In the first part of the tutorial we will introduce key concepts and distinctions by considering models that involve only a few variables, this will then provide the foundation for the consideration of more complex models based on graphs in the second.
We begin by introducing counterfactuals in the simplest causal model involving a single binary ‘treatment’ and binary ‘outcome’. This then leads naturally to the instrumental variable model, that applies in contexts where, for ethical or practical reasons, we are unable to ‘compel’ subjects to take a given treatment level (e.g. to take part in an exercise program, or to click on a link). This ‘non-compliance’ presents a challenge for causal inference since subjects who do participate are often not representative of the population of interest. However, if it possible to find another variable (e.g. payments for participation) that can be randomized and that increases the probability that a subject will take treatment then it is possible to make informative (non-parametric) inferences regarding causal effects. We will see that if the instrument does not directly affect the final outcome then the resulting set of distributions corresponds to a particular convex polytope, more specifically a rhombic dodecahedron, for a discrete instrument with finitely many levels.

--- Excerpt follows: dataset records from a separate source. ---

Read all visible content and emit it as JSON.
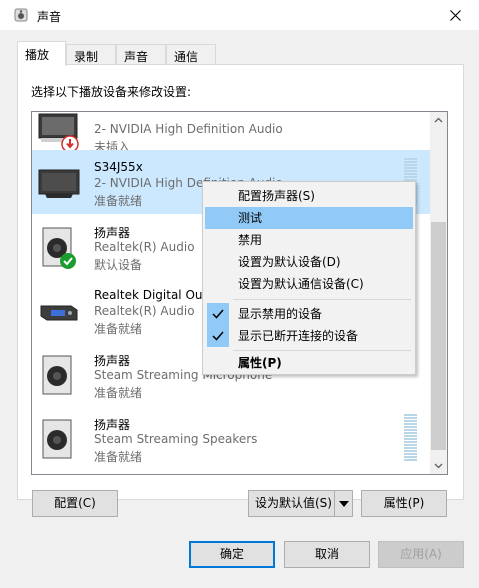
{
  "window": {
    "title": "声音",
    "close_icon": "close-icon",
    "app_icon": "speaker-app-icon"
  },
  "tabs": [
    {
      "label": "播放",
      "active": true
    },
    {
      "label": "录制",
      "active": false
    },
    {
      "label": "声音",
      "active": false
    },
    {
      "label": "通信",
      "active": false
    }
  ],
  "instruction": "选择以下播放设备来修改设置:",
  "devices": [
    {
      "name": "",
      "desc": "2- NVIDIA High Definition Audio",
      "status": "未插入",
      "icon": "monitor-unplugged-icon",
      "selected": false
    },
    {
      "name": "S34J55x",
      "desc": "2- NVIDIA High Definition Audio",
      "status": "准备就绪",
      "icon": "monitor-icon",
      "selected": true
    },
    {
      "name": "扬声器",
      "desc": "Realtek(R) Audio",
      "status": "默认设备",
      "icon": "speaker-default-icon",
      "selected": false
    },
    {
      "name": "Realtek Digital Output",
      "desc": "Realtek(R) Audio",
      "status": "准备就绪",
      "icon": "digital-output-icon",
      "selected": false
    },
    {
      "name": "扬声器",
      "desc": "Steam Streaming Microphone",
      "status": "准备就绪",
      "icon": "speaker-icon",
      "selected": false
    },
    {
      "name": "扬声器",
      "desc": "Steam Streaming Speakers",
      "status": "准备就绪",
      "icon": "speaker-icon",
      "selected": false
    }
  ],
  "context_menu": [
    {
      "label": "配置扬声器(S)",
      "highlighted": false,
      "checked": false,
      "bold": false
    },
    {
      "label": "测试",
      "highlighted": true,
      "checked": false,
      "bold": false
    },
    {
      "label": "禁用",
      "highlighted": false,
      "checked": false,
      "bold": false
    },
    {
      "label": "设置为默认设备(D)",
      "highlighted": false,
      "checked": false,
      "bold": false
    },
    {
      "label": "设置为默认通信设备(C)",
      "highlighted": false,
      "checked": false,
      "bold": false
    },
    {
      "label": "显示禁用的设备",
      "highlighted": false,
      "checked": true,
      "bold": false
    },
    {
      "label": "显示已断开连接的设备",
      "highlighted": false,
      "checked": true,
      "bold": false
    },
    {
      "label": "属性(P)",
      "highlighted": false,
      "checked": false,
      "bold": true
    }
  ],
  "buttons": {
    "configure": "配置(C)",
    "set_default": "设为默认值(S)",
    "properties": "属性(P)",
    "ok": "确定",
    "cancel": "取消",
    "apply": "应用(A)"
  },
  "colors": {
    "accent": "#0078d7",
    "selection": "#cce8ff",
    "menu_highlight": "#91c9f7"
  }
}
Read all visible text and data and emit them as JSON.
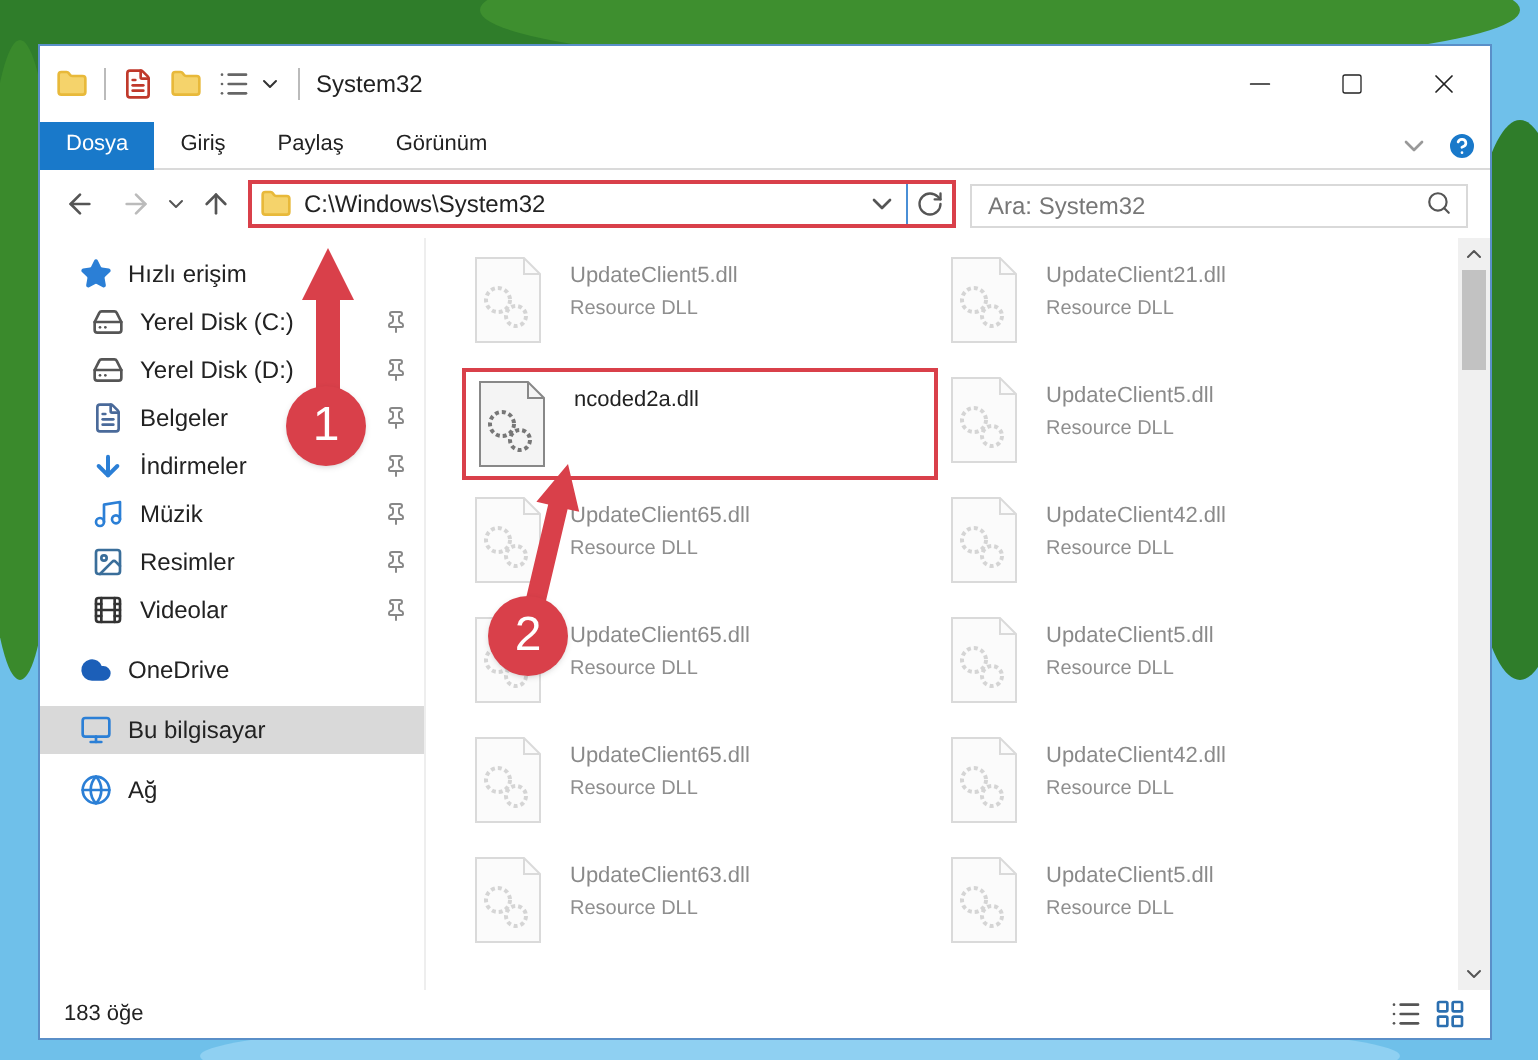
{
  "window": {
    "title": "System32"
  },
  "ribbon": {
    "tabs": [
      {
        "label": "Dosya",
        "selected": true
      },
      {
        "label": "Giriş",
        "selected": false
      },
      {
        "label": "Paylaş",
        "selected": false
      },
      {
        "label": "Görünüm",
        "selected": false
      }
    ]
  },
  "address_bar": {
    "path": "C:\\Windows\\System32",
    "highlighted": true
  },
  "search": {
    "placeholder": "Ara: System32"
  },
  "sidebar": {
    "items": [
      {
        "label": "Hızlı erişim",
        "kind": "star",
        "selected": false,
        "children": [
          {
            "label": "Yerel Disk (C:)",
            "kind": "drive-c",
            "pinned": true,
            "selected": false
          },
          {
            "label": "Yerel Disk (D:)",
            "kind": "drive",
            "pinned": true,
            "selected": false
          },
          {
            "label": "Belgeler",
            "kind": "docs",
            "pinned": true,
            "selected": false
          },
          {
            "label": "İndirmeler",
            "kind": "download",
            "pinned": true,
            "selected": false
          },
          {
            "label": "Müzik",
            "kind": "music",
            "pinned": true,
            "selected": false
          },
          {
            "label": "Resimler",
            "kind": "pictures",
            "pinned": true,
            "selected": false
          },
          {
            "label": "Videolar",
            "kind": "video",
            "pinned": true,
            "selected": false
          }
        ]
      },
      {
        "label": "OneDrive",
        "kind": "cloud",
        "selected": false
      },
      {
        "label": "Bu bilgisayar",
        "kind": "pc",
        "selected": true
      },
      {
        "label": "Ağ",
        "kind": "network",
        "selected": false
      }
    ]
  },
  "files": [
    {
      "name": "UpdateClient5.dll",
      "type": "Resource DLL",
      "highlighted": false
    },
    {
      "name": "UpdateClient21.dll",
      "type": "Resource DLL",
      "highlighted": false
    },
    {
      "name": "ncoded2a.dll",
      "highlighted": true
    },
    {
      "name": "UpdateClient5.dll",
      "type": "Resource DLL",
      "highlighted": false
    },
    {
      "name": "UpdateClient65.dll",
      "type": "Resource DLL",
      "highlighted": false
    },
    {
      "name": "UpdateClient42.dll",
      "type": "Resource DLL",
      "highlighted": false
    },
    {
      "name": "UpdateClient65.dll",
      "type": "Resource DLL",
      "highlighted": false
    },
    {
      "name": "UpdateClient5.dll",
      "type": "Resource DLL",
      "highlighted": false
    },
    {
      "name": "UpdateClient65.dll",
      "type": "Resource DLL",
      "highlighted": false
    },
    {
      "name": "UpdateClient42.dll",
      "type": "Resource DLL",
      "highlighted": false
    },
    {
      "name": "UpdateClient63.dll",
      "type": "Resource DLL",
      "highlighted": false
    },
    {
      "name": "UpdateClient5.dll",
      "type": "Resource DLL",
      "highlighted": false
    }
  ],
  "status_bar": {
    "count": "183 öğe"
  },
  "annotations": [
    {
      "label": "1"
    },
    {
      "label": "2"
    }
  ]
}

In the second part we will describe Single-World Intervention Graphs (SWIGs) that provide a simple bridge between potential outcomes and causal graphs. The application of Pearl’s d-separation to the SWIG allows us to determine how and when simple adjustment for variables in an observational study may provide a basis for drawing causal conclusions by controlling for confounding. We will then present a simple reformulation of the ID algorithm (due to Tian) that provides a complete answer to the question of whether certain causal queries are non-parametrically identified in the context of a given DAG (that may include hidden variables). We will then discuss the problem of structure identification (aka causal discovery) describing the state of the art in (non-parametric) structure learning algorithms that allow for the presence of hidden variables. Lastly we will given an overview of current research on nested Markov models that encode non-parametric constraints that generalize conditional independence (aka Verma constraints).